Glasstire contributor Jennifer Smart spoke with Lima about what readers can expect from the Review, the state of interdisciplinary writing in academia, and the divide between regional, national, and international art scenes. The following is an edited transcript of the conversation. 

Benjamin Lima. Photo by Caleb Dulock.

Jennifer Smart: Can you start with just a bit of the origin story of the Review? I’d also like to hear from you about why you think UT Dallas is in a unique position or has an advantage when it comes to producing an interdisciplinary journal such as The Athenaeum Review.

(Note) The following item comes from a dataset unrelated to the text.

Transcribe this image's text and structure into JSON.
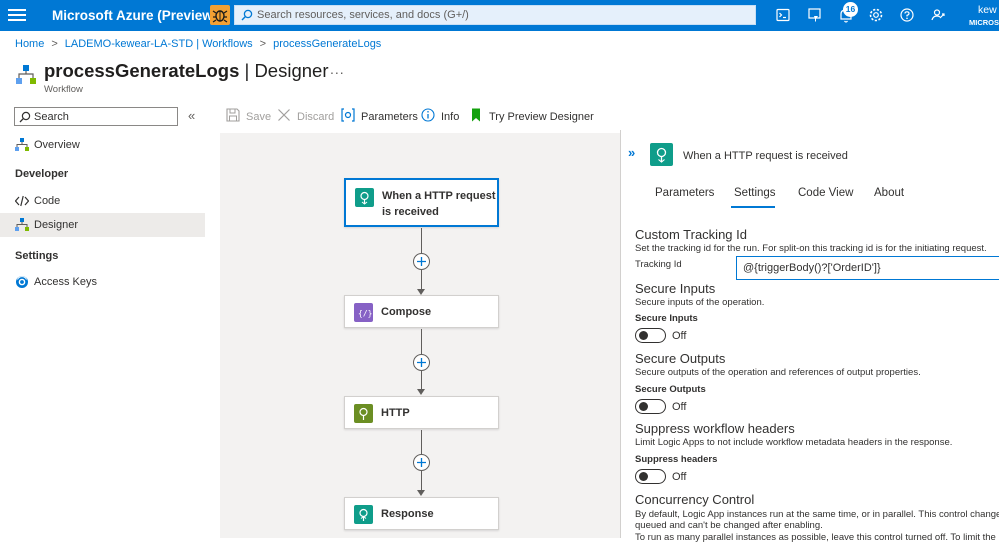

Benjamin Lima: Rick Brettell and Dennis Kratz have the authoritative origin story, since I came aboard after the train was already moving, but Athenaeum Review was made possible by the amazing gift of Edith and Peter O’Donnell that created EODIAH. I believe that Dennis and Rick agreed on the need for a journal that would both be another public face of the arts and humanities at UTD, and all that is happening here in that respect, and give serious, thoughtful attention to the arts in Dallas, through publishing long-form criticism by leading scholars in a form that commercial media isn’t much able to do these days.

It does seem more common for a university to have a journal with a more specifically literary focus, as in Reunion or the Southwest Review, whereas our particular combination of fields is more unusual. One reason is that at UT Dallas, both the STEM focus and the interdisciplinary approach go back to the beginning of the university and continue to be particular strengths. In our first issue, you can see that emphasis if you read the exciting and provocative pieces by Ming Dong Gu on digital games and science fiction, and Charissa Terranova on evolutionary biology, sculpture and bioaesthetics. Another distinctive aspect of our approach reflects the interdisciplinary research centers whose directors sit on our editorial board: so we expect to have particular emphases on, e.g. China, Latin America, Holocaust studies, translation studies, art history and science, and values in the STEM fields, for example.

JS: Let’s talk about the continuing divide between the arts, humanities, and sciences in the way we think about history and the way we structure academia. What’s your perspective on the state of the field of interdisciplinary studies? Why is an interdisciplinary approach to the arts and humanities important, is it becoming increasingly important in your view, and how or in what way can an interdisciplinary journal of this sort contribute to furthering those goals?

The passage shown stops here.